Ocurrió lo contrario. Con asombro, vi que una de las puertas del recinto se abría, y algunos hombres de armas salían cautelosamente, con un saco en la mano y en la otra sus armas, preparadas. Avanzaron en fila por la calle situada debajo de nosotros, bajo la mirada desdeñosa de los guerreros de los Pueblos del Carro. Cada uno de esos hombres se dirigió a una larga mesa, sobre la que había varias balanzas de pesas, y cada uno de ellos recibió cuatro piedras goreanas de oro, alrededor de tres kilos terrestres, y las guardó en el saco a tal fin. Les escoltarían hasta las afueras de la ciudad, porque el peso de cuatro piedras en oro es una fortuna.
Yo estaba profundamente sorprendido. No comprendía lo que ocurría.
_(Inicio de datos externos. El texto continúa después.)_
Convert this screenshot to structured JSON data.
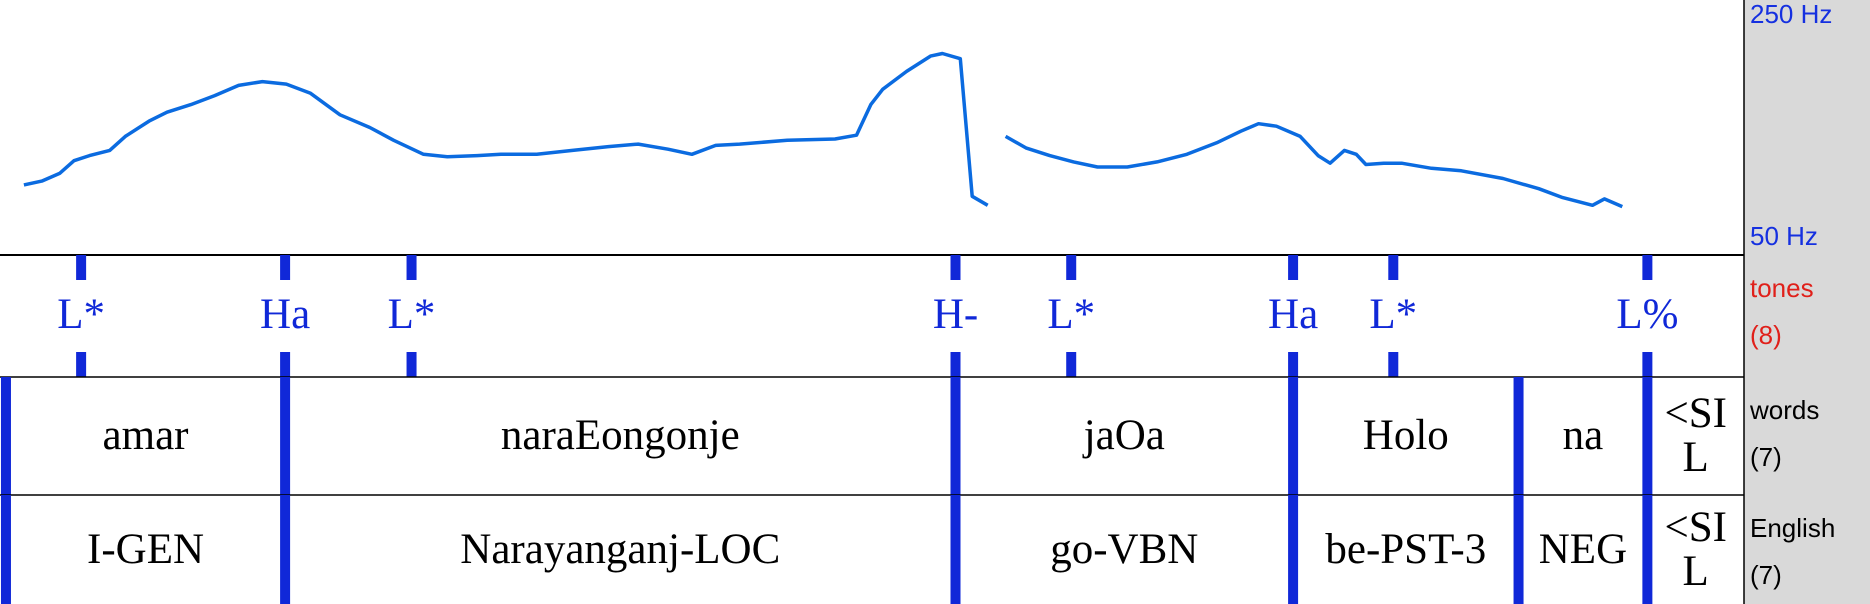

Por delante nuestro ya debían haber pasado centenares de guerreros que hasta pocos instantes todavía militaban en las filas de Saphrar.
—No... No lo entiendo —le dije a Kamchak.
El no se volvió para mirarme, sino que continuó observando el recinto.
—Deja que Saphrar de Turia muera por el oro —dijo.
Solamente entonces tuve conciencia de lo que estaba ocurriendo, y comprendí también la profundidad del odio que Kamchak sentía por Saphrar.
Hombre a hombre, piedra de oro a piedra de oro, se estaba acercando la muerte de Saphrar. Sus murallas, sus defensas estaban siendo adquiridas, grano a grano, arrebatándosele de entre las manos. Su oro no podía comprar ya los corazones de los hombres. Kamchak, para no desmerecer de la crueldad propia de los tuchuks, se quedaría tranquilamente a un lado y moneda a moneda, poco a poco, compraría a Saphrar de Turia.